La nature pousse à la spécialisation et à l’acquisition de traits optimums pour gagner la compétition. La nature rejoint l’économie. Elle ne fait aucune place à la médiocrité, au commun à l’ordinaire…Ces théories se sont développées avec l’âge industriel et imprègnent complètement nos valeurs. Le super-héros est celui qui les incarne à la perfection, tant par ses forces que par ses faiblesses. Il n’évolue pas seul mais au milieu d’autres héros (l’Institut Xavier): leurs avantages comparatifs respectifs leur permettent de vivre ensemble et de coopérer pour faire tomber le super-méchant, l’inhumain, le tout puissant.
Optimum et spécialisation
La théorie de l’évolution naturelle repose sur l’idée que la nature pousse à ce que chaque organisme trouve par élimination les qualités optimales pour survivre et se développer. Il n’y a pas de ventre mou, d’ordinaire, la compétition est là pour les éliminer.
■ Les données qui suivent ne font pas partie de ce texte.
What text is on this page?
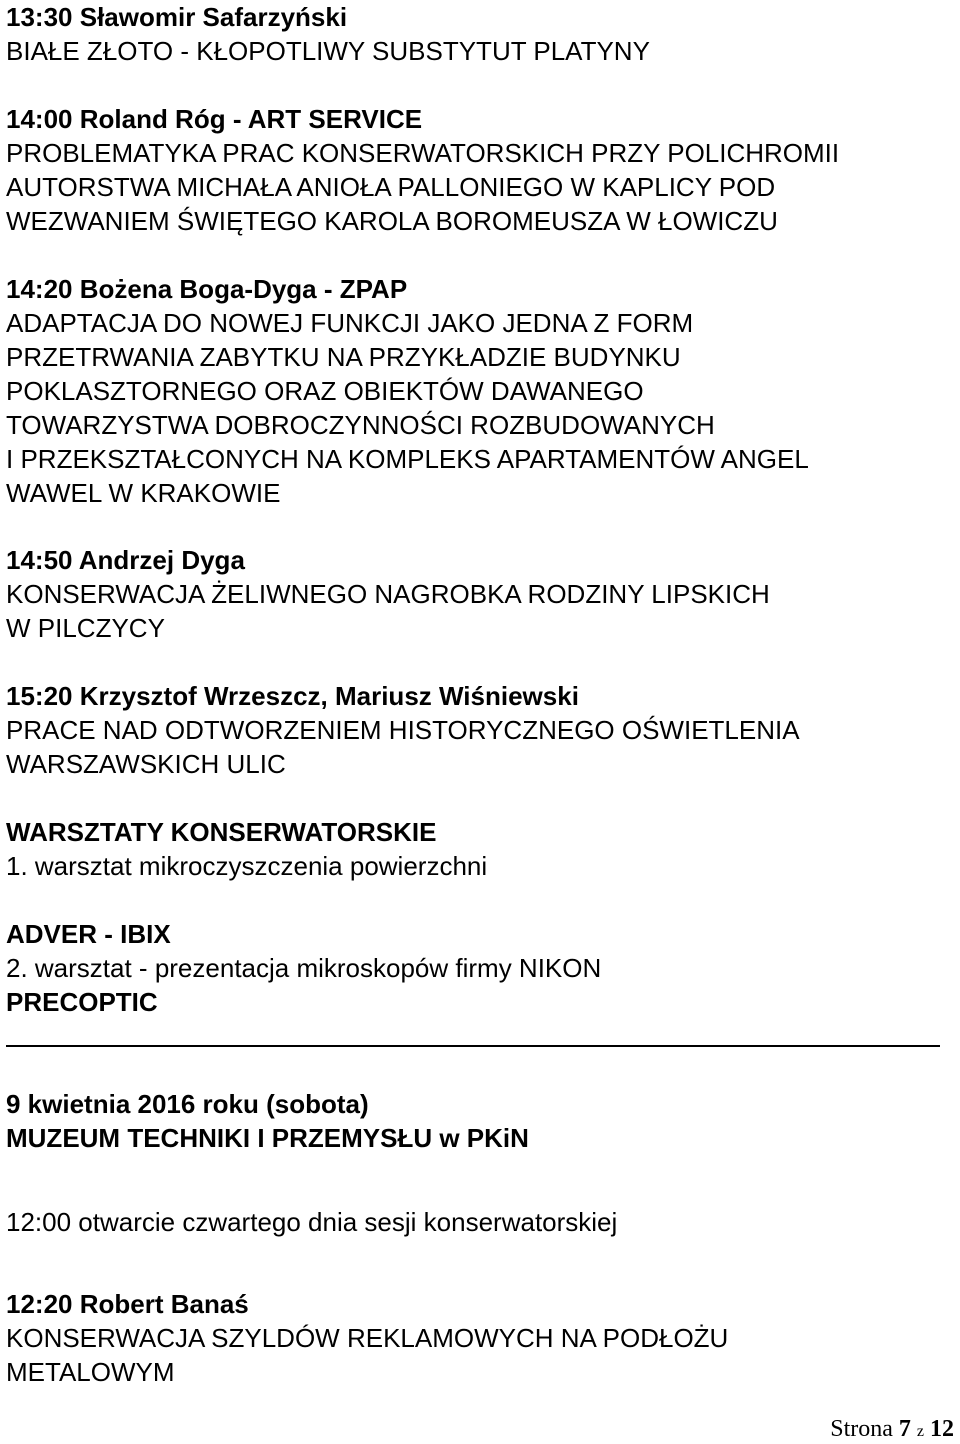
13:30 Sławomir Safarzyński
BIAŁE ZŁOTO - KŁOPOTLIWY SUBSTYTUT PLATYNY
14:00 Roland Róg - ART SERVICE
PROBLEMATYKA PRAC KONSERWATORSKICH PRZY POLICHROMII
AUTORSTWA MICHAŁA ANIOŁA PALLONIEGO W KAPLICY POD
WEZWANIEM ŚWIĘTEGO KAROLA BOROMEUSZA W ŁOWICZU
14:20 Bożena Boga-Dyga - ZPAP
ADAPTACJA DO NOWEJ FUNKCJI JAKO JEDNA Z FORM
PRZETRWANIA ZABYTKU NA PRZYKŁADZIE BUDYNKU
POKLASZTORNEGO ORAZ OBIEKTÓW DAWANEGO
TOWARZYSTWA DOBROCZYNNOŚCI ROZBUDOWANYCH
I PRZEKSZTAŁCONYCH NA KOMPLEKS APARTAMENTÓW ANGEL
WAWEL W KRAKOWIE
14:50 Andrzej Dyga
KONSERWACJA ŻELIWNEGO NAGROBKA RODZINY LIPSKICH
W PILCZYCY
15:20 Krzysztof Wrzeszcz, Mariusz Wiśniewski
PRACE NAD ODTWORZENIEM HISTORYCZNEGO OŚWIETLENIA
WARSZAWSKICH ULIC
WARSZTATY KONSERWATORSKIE
1. warsztat mikroczyszczenia powierzchni
ADVER - IBIX
2. warsztat - prezentacja mikroskopów firmy NIKON
PRECOPTIC
9 kwietnia 2016 roku (sobota)
MUZEUM TECHNIKI I PRZEMYSŁU w PKiN
12:00 otwarcie czwartego dnia sesji konserwatorskiej
12:20 Robert Banaś
KONSERWACJA SZYLDÓW REKLAMOWYCH NA PODŁOŻU
METALOWYM
Strona 7 z 12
Le monde Darwinien est composé d’optimums locaux, chacun sa niche. La nature sait ce qu’elle fait, elle est la main invisible…Daniel Milo dans un livre remarquable: Good Enough: the tolerance for mediocrity in nature and in society, a montré que la théorie de l’évolution naturelle ne peut expliquer la quantité industrielle de médiocrité qui nous environne, de gâchis, de gaspillage, etc. Milo soutient que la sélection naturelle n'est pas le seul mécanisme en évolution, ni même le plus courant, et que d'autres mécanismes qui n'ont rien à voir avec l'optimalité ou la «lutte pour la survie» jouent un rôle plus important. La vie est remplie de traits neutres et inutiles, et d'excès, de gaspillage et de médiocrité dus aux forces non sélectives de la dérive génétique (mutation génétique aléatoire), de l'isolement géographique et de l'effet fondateur (quand une espèce crée une niche et survit, non pas parce qu'il est adapté de manière optimale mais parce qu'il est assez bon pour ne pas mourir). Darwin ne fait pas vraiment de différence entre la sélection naturelle et la sélection artificielle. Il en vient à caricaturer l’œuvre de la nature pour la rapprocher de celle d’une version néo -classique du capitalisme. Le capitalisme est facilement perçu comme une machine à fabriquer de l’optimum et de la spécialisation. La société actuelle en est une caricature.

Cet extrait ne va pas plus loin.